Cork Week was graced for the first time by two massive yachts in the new MAX Z86 class, Pyewacket and Morning Glory. The former is owned by Roy Disney, nephew of Walt, who named the boat after a character dreamt up by the man himself but never unleashed on the public. The last time the two boats raced, in Antigua, saw Morning Glory soundly beating Pyewacket, but Roy, whose family hails from the region, found Cork Week much more to his liking and Morning Glory did not even bother to show up for the last race.

While, unlike Cowes Week, we didn't get to share a starting area with these boats, it is one the many charms of Cork Week that you can meet all the crews in the bars afterwards. And after several beers we told Roy that in two years time we'd be bringing Innovation K2 over to provide some more competition for Pyewacket. So we'd better make sure that we do!

A river of boats en route to the start
A river of boats en route to the start

Hilary Cook


Sunsail 13: Lucky for Some

When we heard we were Sunsail 13 in Class 13 we felt pretty doomed. "Thank you God", as Basil Fawlty would have said.

Undaunted, the crew under skipper Shaun Curran, ordered T-shirts embroidered with 'Sunsail 13 - Lucky for Some' and waited for the inevitable.

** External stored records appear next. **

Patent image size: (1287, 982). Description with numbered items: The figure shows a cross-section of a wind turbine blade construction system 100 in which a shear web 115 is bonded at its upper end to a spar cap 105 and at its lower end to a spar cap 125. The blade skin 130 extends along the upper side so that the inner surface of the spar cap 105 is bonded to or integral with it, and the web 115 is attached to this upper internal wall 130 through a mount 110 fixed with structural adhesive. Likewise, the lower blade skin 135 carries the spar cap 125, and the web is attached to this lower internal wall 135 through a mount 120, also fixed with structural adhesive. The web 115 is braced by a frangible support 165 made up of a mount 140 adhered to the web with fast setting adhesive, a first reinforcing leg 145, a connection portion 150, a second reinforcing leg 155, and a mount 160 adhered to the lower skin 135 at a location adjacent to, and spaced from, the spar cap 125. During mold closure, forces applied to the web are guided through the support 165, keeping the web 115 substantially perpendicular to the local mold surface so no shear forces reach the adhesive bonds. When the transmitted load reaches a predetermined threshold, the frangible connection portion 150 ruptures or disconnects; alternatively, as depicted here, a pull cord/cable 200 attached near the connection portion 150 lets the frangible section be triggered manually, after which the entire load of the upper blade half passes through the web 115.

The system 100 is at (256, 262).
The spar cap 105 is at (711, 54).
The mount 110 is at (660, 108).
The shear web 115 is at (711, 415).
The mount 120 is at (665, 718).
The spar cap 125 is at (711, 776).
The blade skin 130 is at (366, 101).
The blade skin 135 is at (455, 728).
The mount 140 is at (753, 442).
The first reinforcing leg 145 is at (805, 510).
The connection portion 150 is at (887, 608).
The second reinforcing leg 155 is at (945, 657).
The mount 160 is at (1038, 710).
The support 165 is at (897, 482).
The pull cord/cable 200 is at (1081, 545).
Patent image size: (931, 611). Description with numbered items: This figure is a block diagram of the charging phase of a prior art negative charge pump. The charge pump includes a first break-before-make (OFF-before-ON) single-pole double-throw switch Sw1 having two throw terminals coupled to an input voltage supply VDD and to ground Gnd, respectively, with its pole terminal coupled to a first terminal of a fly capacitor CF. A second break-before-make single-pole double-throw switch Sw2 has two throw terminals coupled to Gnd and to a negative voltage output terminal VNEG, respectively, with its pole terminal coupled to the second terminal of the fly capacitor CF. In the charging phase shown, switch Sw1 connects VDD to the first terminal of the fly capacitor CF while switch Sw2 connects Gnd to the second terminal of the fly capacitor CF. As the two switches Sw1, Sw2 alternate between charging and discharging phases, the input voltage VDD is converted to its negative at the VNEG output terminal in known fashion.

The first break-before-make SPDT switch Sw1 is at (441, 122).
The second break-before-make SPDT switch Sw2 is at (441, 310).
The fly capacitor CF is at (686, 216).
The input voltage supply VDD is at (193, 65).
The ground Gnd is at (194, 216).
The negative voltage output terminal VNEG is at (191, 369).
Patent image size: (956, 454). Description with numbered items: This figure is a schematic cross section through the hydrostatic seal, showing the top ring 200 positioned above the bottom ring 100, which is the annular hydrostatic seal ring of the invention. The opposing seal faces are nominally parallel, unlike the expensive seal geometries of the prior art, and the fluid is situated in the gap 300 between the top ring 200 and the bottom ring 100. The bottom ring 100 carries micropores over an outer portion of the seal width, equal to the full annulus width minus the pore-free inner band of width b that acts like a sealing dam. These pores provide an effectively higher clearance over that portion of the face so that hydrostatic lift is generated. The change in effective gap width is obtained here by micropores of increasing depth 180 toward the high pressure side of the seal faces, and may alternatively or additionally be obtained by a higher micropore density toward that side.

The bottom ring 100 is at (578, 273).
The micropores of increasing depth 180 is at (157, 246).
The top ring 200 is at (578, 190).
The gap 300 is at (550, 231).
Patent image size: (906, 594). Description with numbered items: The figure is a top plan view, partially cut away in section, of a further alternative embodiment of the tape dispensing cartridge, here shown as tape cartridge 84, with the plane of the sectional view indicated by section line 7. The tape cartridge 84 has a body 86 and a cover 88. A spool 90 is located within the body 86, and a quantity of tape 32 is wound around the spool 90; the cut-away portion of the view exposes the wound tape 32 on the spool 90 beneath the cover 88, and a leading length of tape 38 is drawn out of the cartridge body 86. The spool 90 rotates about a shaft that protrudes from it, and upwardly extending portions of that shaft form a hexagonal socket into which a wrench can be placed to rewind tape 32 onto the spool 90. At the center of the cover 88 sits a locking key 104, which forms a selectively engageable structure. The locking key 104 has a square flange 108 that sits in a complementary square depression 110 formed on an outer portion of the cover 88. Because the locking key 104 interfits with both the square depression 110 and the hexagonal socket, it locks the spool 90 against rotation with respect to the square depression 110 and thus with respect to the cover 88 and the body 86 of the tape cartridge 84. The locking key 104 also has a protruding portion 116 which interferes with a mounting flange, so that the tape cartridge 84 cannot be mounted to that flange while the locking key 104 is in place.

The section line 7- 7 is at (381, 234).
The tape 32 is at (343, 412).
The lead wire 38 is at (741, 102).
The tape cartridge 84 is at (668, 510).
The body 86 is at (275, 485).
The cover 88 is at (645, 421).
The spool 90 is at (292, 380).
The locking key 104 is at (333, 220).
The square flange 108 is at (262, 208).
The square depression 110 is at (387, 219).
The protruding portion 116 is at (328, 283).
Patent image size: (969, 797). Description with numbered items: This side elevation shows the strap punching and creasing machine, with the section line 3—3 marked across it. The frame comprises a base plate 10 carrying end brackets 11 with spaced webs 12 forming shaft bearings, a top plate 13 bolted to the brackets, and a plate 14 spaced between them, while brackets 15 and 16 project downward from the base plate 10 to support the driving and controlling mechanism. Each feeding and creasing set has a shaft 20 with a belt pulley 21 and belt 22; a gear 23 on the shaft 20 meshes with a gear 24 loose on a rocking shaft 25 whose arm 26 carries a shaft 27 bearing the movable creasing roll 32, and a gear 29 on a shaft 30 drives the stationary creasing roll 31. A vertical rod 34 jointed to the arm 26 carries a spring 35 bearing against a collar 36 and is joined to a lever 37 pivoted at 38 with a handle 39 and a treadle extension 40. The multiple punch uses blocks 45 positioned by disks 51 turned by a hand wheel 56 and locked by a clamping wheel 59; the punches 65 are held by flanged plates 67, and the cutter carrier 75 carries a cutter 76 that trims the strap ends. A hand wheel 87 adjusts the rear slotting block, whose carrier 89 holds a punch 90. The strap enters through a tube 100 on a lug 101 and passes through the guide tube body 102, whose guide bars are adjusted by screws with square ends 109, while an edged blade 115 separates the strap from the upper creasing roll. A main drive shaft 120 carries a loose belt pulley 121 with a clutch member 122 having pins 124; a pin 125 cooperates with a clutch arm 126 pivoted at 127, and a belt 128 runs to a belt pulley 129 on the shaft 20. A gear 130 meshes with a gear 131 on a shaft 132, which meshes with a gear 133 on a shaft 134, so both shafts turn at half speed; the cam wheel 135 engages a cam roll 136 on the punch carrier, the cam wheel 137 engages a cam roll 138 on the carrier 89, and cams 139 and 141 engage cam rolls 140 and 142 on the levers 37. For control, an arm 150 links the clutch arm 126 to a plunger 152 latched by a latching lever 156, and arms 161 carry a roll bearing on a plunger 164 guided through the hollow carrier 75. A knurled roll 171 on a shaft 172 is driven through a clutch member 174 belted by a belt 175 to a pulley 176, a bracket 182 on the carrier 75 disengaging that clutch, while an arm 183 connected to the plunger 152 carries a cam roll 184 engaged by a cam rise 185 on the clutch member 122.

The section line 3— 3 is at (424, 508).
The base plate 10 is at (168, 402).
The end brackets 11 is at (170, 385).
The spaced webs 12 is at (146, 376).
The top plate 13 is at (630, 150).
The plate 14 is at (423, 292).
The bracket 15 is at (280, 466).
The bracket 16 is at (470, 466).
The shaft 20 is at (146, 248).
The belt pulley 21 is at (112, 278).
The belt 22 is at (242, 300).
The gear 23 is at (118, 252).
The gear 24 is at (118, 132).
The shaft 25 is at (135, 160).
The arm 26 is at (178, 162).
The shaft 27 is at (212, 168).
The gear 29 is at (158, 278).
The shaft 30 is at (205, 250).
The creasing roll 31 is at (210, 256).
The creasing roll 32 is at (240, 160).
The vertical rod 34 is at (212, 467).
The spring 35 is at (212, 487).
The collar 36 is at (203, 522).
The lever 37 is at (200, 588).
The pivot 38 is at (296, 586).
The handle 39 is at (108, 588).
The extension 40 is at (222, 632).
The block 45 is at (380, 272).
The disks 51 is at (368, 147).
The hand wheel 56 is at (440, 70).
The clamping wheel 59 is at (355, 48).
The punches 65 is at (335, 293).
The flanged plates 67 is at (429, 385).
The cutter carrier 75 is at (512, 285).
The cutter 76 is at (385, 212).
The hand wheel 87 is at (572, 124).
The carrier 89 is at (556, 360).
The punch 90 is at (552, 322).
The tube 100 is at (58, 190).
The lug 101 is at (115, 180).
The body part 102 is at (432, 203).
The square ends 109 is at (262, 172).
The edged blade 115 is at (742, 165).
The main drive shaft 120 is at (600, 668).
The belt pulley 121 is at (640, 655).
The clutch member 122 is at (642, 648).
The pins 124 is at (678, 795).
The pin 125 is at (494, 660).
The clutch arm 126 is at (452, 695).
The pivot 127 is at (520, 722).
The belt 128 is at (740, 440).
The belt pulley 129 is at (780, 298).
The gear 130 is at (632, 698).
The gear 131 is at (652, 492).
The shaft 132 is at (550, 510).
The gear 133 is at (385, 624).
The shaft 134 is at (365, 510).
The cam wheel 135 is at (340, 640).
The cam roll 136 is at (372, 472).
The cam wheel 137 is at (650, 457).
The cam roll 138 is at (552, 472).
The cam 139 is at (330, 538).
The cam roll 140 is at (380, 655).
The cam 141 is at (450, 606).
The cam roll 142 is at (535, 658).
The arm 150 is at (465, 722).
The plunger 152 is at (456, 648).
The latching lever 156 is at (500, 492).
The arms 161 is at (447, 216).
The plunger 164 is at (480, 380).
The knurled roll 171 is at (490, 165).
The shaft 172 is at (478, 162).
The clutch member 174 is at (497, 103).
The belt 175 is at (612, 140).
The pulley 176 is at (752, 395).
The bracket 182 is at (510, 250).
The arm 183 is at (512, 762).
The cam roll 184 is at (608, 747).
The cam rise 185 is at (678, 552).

But to our great surprise it didn't happen. In fact we bucked all the odds for a crew that had never sailed together before and had relatively little racing experience between us... but I will save the self congratulations for a few paragraphs further down.

Cork Week Regatta, 10 to 17th July, is a great fiesta, with 400 boats and thousands of crew squeezed into the scenic but tiny Crosshaven Marina near Cork City. The Irish welcome was all we had expected: a tented village of music marquees, bars, shops and food stalls, and mercifully free of corporate sponsorship types. In this small estuary, with yachts rafted 10 or 12 out, the sailors dominated.

There were two races a day for five days, all in and around the bay area of Cork. We ranged in size from Pyewacket and Morning Glory, meeting for their first head on challenge after the Caribbean regattas, to local gentleman cruisers. (One misty morning as we motored along with the long phalanx of boats leaving the harbour for the bay area, Pyewacket came steaming past at 16 knots, sails already full; she was beautiful and made it look so EASY. Ha.)

I guess the weather was all we had expected too but had not hoped for ... it mizzled, it drizzled, it spitted, it spotted, it bucketed, but with just enough sun in the early evenings to cheer the slow crawl back up river to the pontoons. The racing was hard going for us relative novices but under the amazing tutelage of Shaun Curran we started to learn fast and forget our bruises and aches and pains.

The nights were for partying till early hours with the crews from Arbitrator, Dragonfly Too, Sunsail 17 and Sunsail 22 also from LCSC, and with anybody else that would care to dance with us (or anyone else who did not for that matter). All five boats met for an LCSC dinner on Wednesday night and looked a fearsome sight in our matching red cheeks as we practised our Irish dancing.

So by Thursday evening our crew were enjoying ourselves but had little idea of how we were doing in the races. Then Shaun came back to the boat after the day's declaration and said in a quiet sort of way that he reckoned that if we went to bed early tonight we would do quite well tomorrow. So we did, and we did. When Shaun returned on Friday evening with a magnum of champagne to announce we were fourth in class out of 27, the shrieks of delight had boats around us congratulating us on winning the whole regatta.

What a way to end an exhausting but quite fantastic week. Can't wait for 2006.